No Country On Earth Is Sustainably Meeting Its Basic Needs
If you want to measure how society is progressing, GDP growth doesn’t work particularly well–it completely misses problems like inequality or climate change. One economist suggests thinking of a doughnut instead. In “doughnut economics,” the inner ring of the doughnut represents a base threshold for human needs (e.g. access to food or education) and the outer ring represents the upper limit that the planet can support (e.g. emissions that will lead to runaway climate change or biodiversity loss). The pastry represents the sweet spot: An economy that meets basic needs without trashing the planet.
A recent study took the theory and looked at how well more than 150 countries are meeting it. “We decided to see if we could test it out and put some numbers to that framework and see if any countries actually were within this doughnut of sustainable economic space,” says Julia Steinberger, a researcher at the Sustainability Research Institute at the U.K.’s University of Leeds and one of the authors of the study. “Sadly, the answer was no.”

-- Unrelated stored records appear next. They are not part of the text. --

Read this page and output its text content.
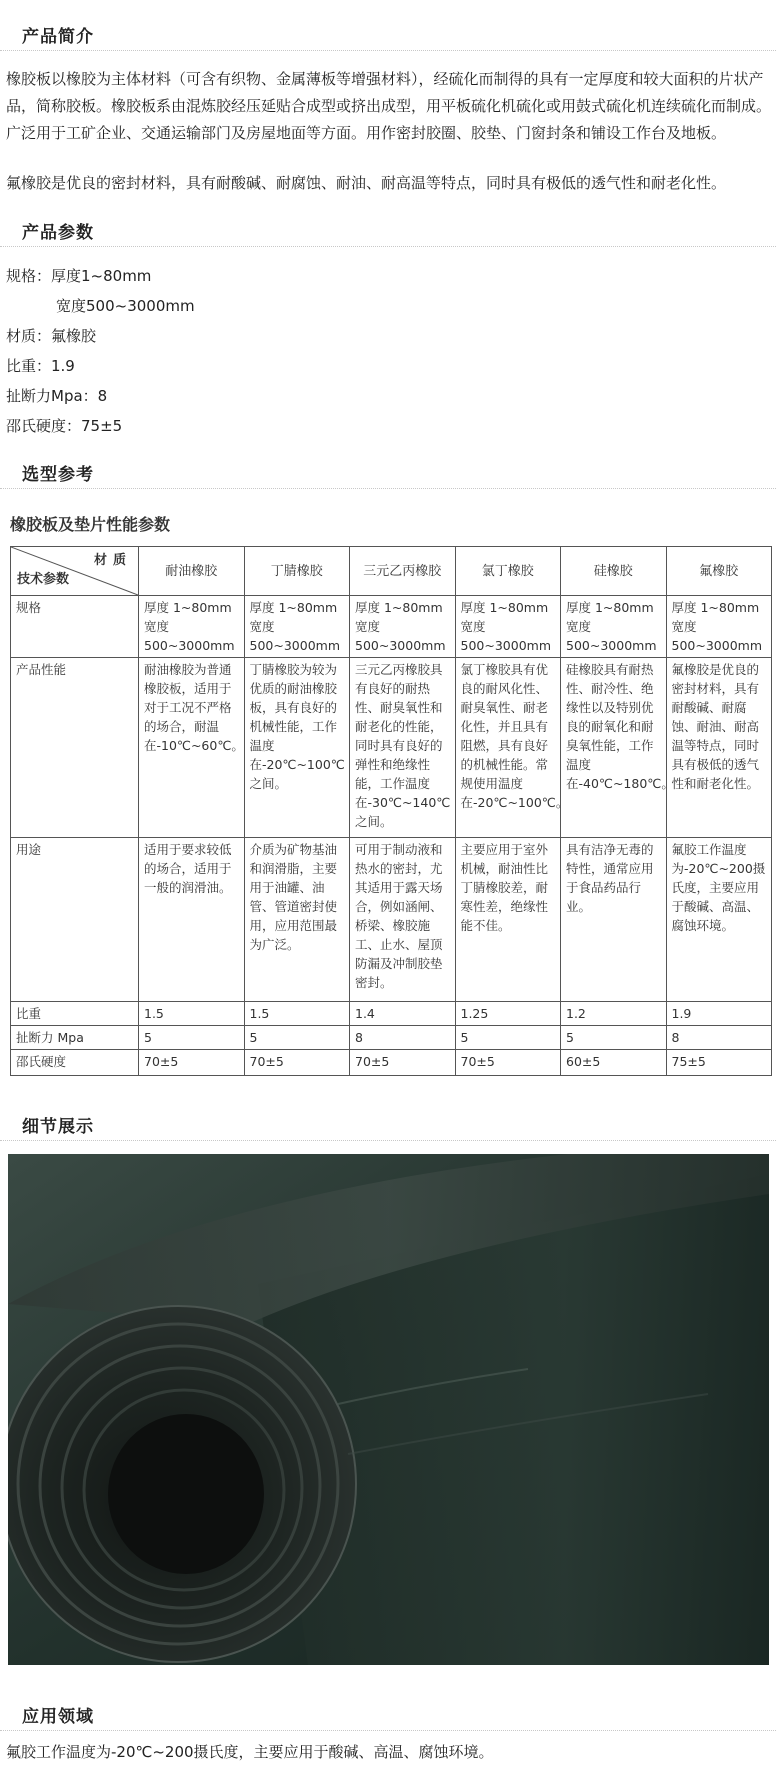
产品简介

橡胶板以橡胶为主体材料（可含有织物、金属薄板等增强材料），经硫化而制得的具有一定厚度和较大面积的片状产品，简称胶板。橡胶板系由混炼胶经压延贴合成型或挤出成型，用平板硫化机硫化或用鼓式硫化机连续硫化而制成。广泛用于工矿企业、交通运输部门及房屋地面等方面。用作密封胶圈、胶垫、门窗封条和铺设工作台及地板。

氟橡胶是优良的密封材料，具有耐酸碱、耐腐蚀、耐油、耐高温等特点，同时具有极低的透气性和耐老化性。

产品参数
规格：厚度1~80mm
宽度500~3000mm
材质：氟橡胶
比重：1.9
扯断力Mpa：8
邵氏硬度：75±5
选型参考
橡胶板及垫片性能参数
材质
技术参数	耐油橡胶	丁腈橡胶	三元乙丙橡胶	氯丁橡胶	硅橡胶	氟橡胶
规格	厚度 1~80mm 宽度 500~3000mm	厚度 1~80mm 宽度 500~3000mm	厚度 1~80mm 宽度 500~3000mm	厚度 1~80mm 宽度 500~3000mm	厚度 1~80mm 宽度 500~3000mm	厚度 1~80mm 宽度 500~3000mm
产品性能	耐油橡胶为普通橡胶板，适用于对于工况不严格的场合，耐温在-10℃~60℃。	丁腈橡胶为较为优质的耐油橡胶板，具有良好的机械性能，工作温度在-20℃~100℃之间。	三元乙丙橡胶具有良好的耐热性、耐臭氧性和耐老化的性能，同时具有良好的弹性和绝缘性能，工作温度在-30℃~140℃之间。	氯丁橡胶具有优良的耐风化性、耐臭氧性、耐老化性，并且具有阻燃，具有良好的机械性能。常规使用温度在-20℃~100℃。	硅橡胶具有耐热性、耐冷性、绝缘性以及特别优良的耐氧化和耐臭氧性能，工作温度在-40℃~180℃。	氟橡胶是优良的密封材料，具有耐酸碱、耐腐蚀、耐油、耐高温等特点，同时具有极低的透气性和耐老化性。
用途	适用于要求较低的场合，适用于一般的润滑油。	介质为矿物基油和润滑脂，主要用于油罐、油管、管道密封使用，应用范围最为广泛。	可用于制动液和热水的密封，尤其适用于露天场合，例如涵闸、桥梁、橡胶施工、止水、屋顶防漏及冲制胶垫密封。	主要应用于室外机械，耐油性比丁腈橡胶差，耐寒性差，绝缘性能不佳。	具有洁净无毒的特性，通常应用于食品药品行业。	氟胶工作温度为-20℃~200摄氏度，主要应用于酸碱、高温、腐蚀环境。
比重	1.5	1.5	1.4	1.25	1.2	1.9
扯断力 Mpa	5	5	8	5	5	8
邵氏硬度	70±5	70±5	70±5	70±5	60±5	75±5
细节展示
应用领域
氟胶工作温度为-20℃~200摄氏度，主要应用于酸碱、高温、腐蚀环境。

Only three countries in the study–Germany, Austria, and the Netherlands–managed to meet 11 thresholds for basic social objectives, from nutrition and sanitation to equality and self-reported satisfaction with life. But none of those countries manage to stay within so-called planetary boundaries. Germany, for example, is using resources at an unsustainable rate for five out of seven of these boundaries (CO2 emissions, raw materials, the ecological footprint on land and the sea, and phosphorus and nitrogen used in fertilizer).
The same trend holds for all countries that do best in terms of quality of life. The U.S. meets the thresholds for nine out of 11 social goals, but fails to stay within all seven planetary boundaries. On the other end of the spectrum, 16 countries stay within all planetary boundaries, but don’t meet basic social needs. Sri Lanka, for example, has a sustainable footprint as a country at the moment, but falls short on sanitation, access to energy, equality, democratic quality, nutrition, life expectancy, social support, and life satisfaction. Thirty-five countries achieve only a single social threshold. A website shares the data for each country.
All of this poses a question: Is it possible for the world to provide a decent quality of life for everyone in a sustainable way? The study suggests that we’re not really on track at the moment. Renewable energy, for example, is growing, but still a tiny piece of overall energy production. “It’s not that it’s not making any difference, but it’s not making a visible dent in terms of planetary boundaries yet,” says Steinberger.
Systems and technology will have to change dramatically–but the study also suggests that levels of consumption will also have to change. “It’s very hard to imagine it happening with just technological production change,” she says. “It seems that consumption reduction would certainly be part of the mix, and in fact could be quite effective–also more rapid, because it doesn’t take that much time for people to stop consuming something.” And though people tend to associate less consumption with scarcity, the study also found something else–though social benefits do rise with resource use, at a certain point, the curve flattens out, and extra resources used aren’t making life better anymore. For the richest countries, cutting back a little wouldn’t decrease quality of life.
“In terms of living a good life, a high level of consumption is by no means necessary,” says Steinberger.